También mandó a escribir el Código Henri, de casi 800 páginas, donde se regulaban todos los aspectos de la vida del reino. Dispuso, entre otras cosas, las horas y días de trabajo, castigando la holgazanería, que el mismo Henri controlaba desde su palacio con un catalejo.

La economía creció y también las tensiones con sus vecinos del sur, especialmente después de la muerte del presidente eterno, Alexander Pétion (que tiene una estatua en Buenos Aires, justo frente a la embajada de Haití). Periódicamente se trenzaban en combate, tareas de espionaje y demás menesteres que caracterizan la litigiosidad humana.

Henri construyó palacios a lo largo de la isla, no solo para su placer sino bajo el espíritu que, años más tarde, Lord Keynes le otorgaría a la obra pública. Henri tenía claro que el ocio no creador era el origen de todos los males y, sobretodo, del espíritu conspirativo.

Para impresionar a un enviado a Inglaterra, Henri lo hizo buscar en una de sus carrozas tiradas por doce caballos negros, luciendo el escudo real, lo homenajeó con pantagruélicas comidas servidas en platos de oro macizo y, para no dejarle dudas del poder de Henri I, lo invitó a un desfile militar que impactó al británico.

Los soldados de Haití, además de lucir esplendidos uniformes tronchados de oro e impresionantes bicornes con plumas de avestruz, medían no menos de 1.80 metros. Por horas, desfilaron ante el anonadado visitante, quien calculó que 100.000 hombres de esas características conformaban al novel ejército que ya contaba con el antecedente de haber derrotado a los franceses (aunque las fiebres tropicales habían sido sus mejores aliadas).

Lo cierto es que Henri no tenía un ejército de gigantes vestidos de mariscales, sino que hizo desfilar a unos cientos en círculos por horas a fin de impresionar al inglés y sacarle de la cabeza toda idea invasora.

No todo era floreciente en la isla, las arbitrariedades de Henri estaban al orden del día, su poder parecía excesivo y las normas laborales demasiado rígidas. Por tales razones, no sorprende que haya habido disconformidad entre las mermeladas y limonadas…

Los rumores llegaron a oídos de Henri que se dispuso a cortar de cuajo la conspiración… y la cabeza de los conspiradores. Pero cuando estaba a punto de actuar, Henri sufrió un accidente vascular y quedó discapacitado.

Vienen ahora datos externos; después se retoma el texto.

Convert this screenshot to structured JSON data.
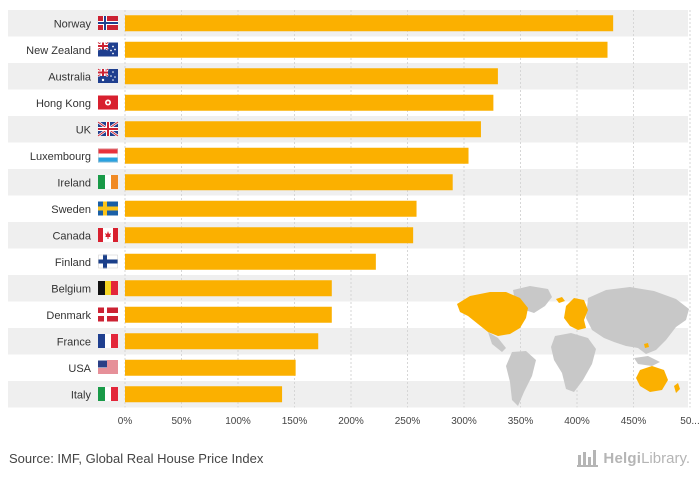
{
  "chart_data": {
    "type": "bar",
    "orientation": "horizontal",
    "categories": [
      "Norway",
      "New Zealand",
      "Australia",
      "Hong Kong",
      "UK",
      "Luxembourg",
      "Ireland",
      "Sweden",
      "Canada",
      "Finland",
      "Belgium",
      "Denmark",
      "France",
      "USA",
      "Italy"
    ],
    "values": [
      432,
      427,
      330,
      326,
      315,
      304,
      290,
      258,
      255,
      222,
      183,
      183,
      171,
      151,
      139
    ],
    "value_unit": "%",
    "xlim": [
      0,
      500
    ],
    "xticks": [
      "0%",
      "50%",
      "100%",
      "150%",
      "200%",
      "250%",
      "300%",
      "350%",
      "400%",
      "450%",
      "50..."
    ],
    "grid": true,
    "bar_color": "#fbb000",
    "flags": [
      "norway-flag-icon",
      "new-zealand-flag-icon",
      "australia-flag-icon",
      "hong-kong-flag-icon",
      "uk-flag-icon",
      "luxembourg-flag-icon",
      "ireland-flag-icon",
      "sweden-flag-icon",
      "canada-flag-icon",
      "finland-flag-icon",
      "belgium-flag-icon",
      "denmark-flag-icon",
      "france-flag-icon",
      "usa-flag-icon",
      "italy-flag-icon"
    ],
    "map_highlight_color": "#fbb000",
    "map_base_color": "#c8c8c8"
  },
  "footer": {
    "source": "Source: IMF, Global Real House Price Index",
    "brand_name": "Helgi",
    "brand_suffix": "Library."
  }
}
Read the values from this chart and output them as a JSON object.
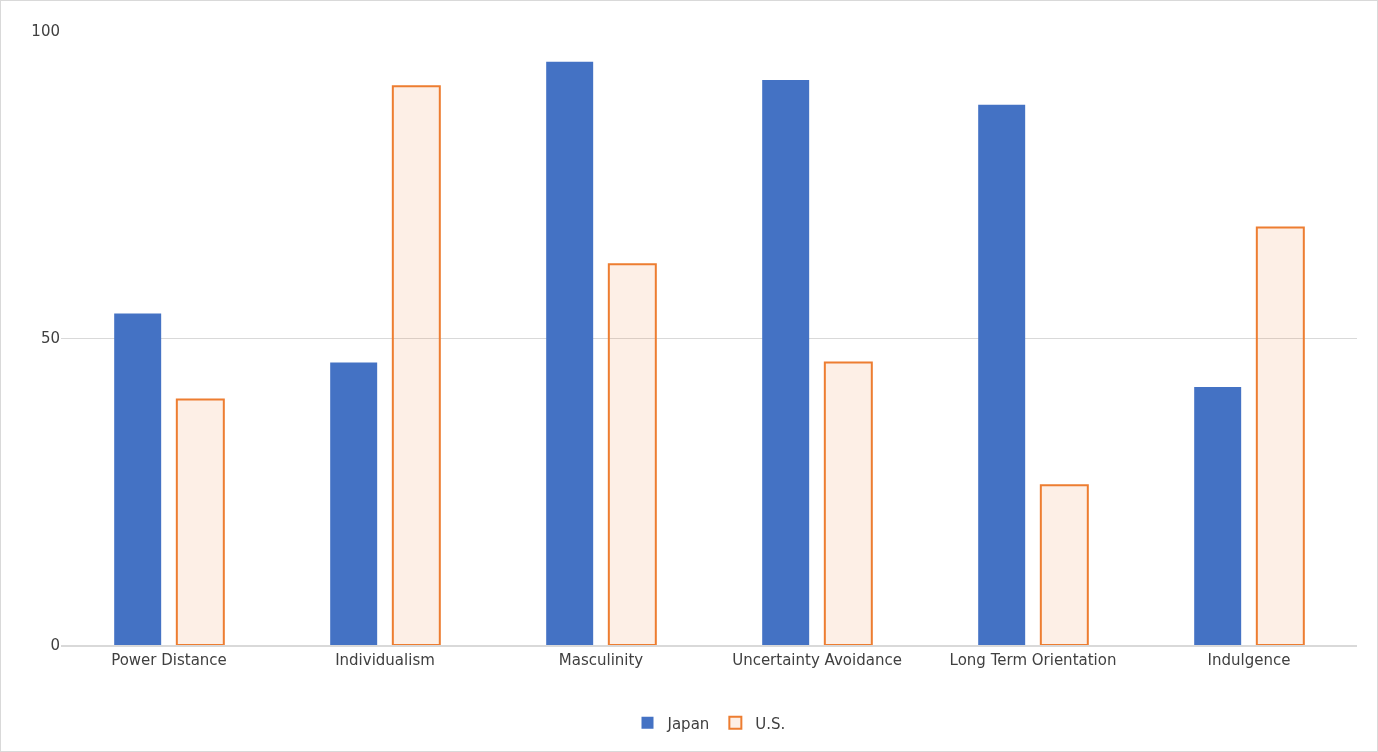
{
  "chart_data": {
    "type": "bar",
    "categories": [
      "Power Distance",
      "Individualism",
      "Masculinity",
      "Uncertainty Avoidance",
      "Long Term Orientation",
      "Indulgence"
    ],
    "series": [
      {
        "name": "Japan",
        "color": "#4472c4",
        "values": [
          54,
          46,
          95,
          92,
          88,
          42
        ]
      },
      {
        "name": "U.S.",
        "color": "#ed7d31",
        "values": [
          40,
          91,
          62,
          46,
          26,
          68
        ]
      }
    ],
    "ylim": [
      0,
      100
    ],
    "yticks": [
      0,
      50,
      100
    ],
    "grid": "y",
    "legend": "bottom"
  }
}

Temiendo que la rebelión cobrase su cabeza, como había acontecido con los nobles franceses pocos años antes, Henri I optó por suicidarse.

No lo hizo con cualquier bala, sino con una de oro.

El de Henri Christophe fue el reino de este mundo que inspiró la novela homónima de Alejo Carpentier, un relato de realismo maravilloso donde el drama y la tragedia laten entre una corte de esclavos y las ambiciones desmedidas del primer rey del nuevo mundo.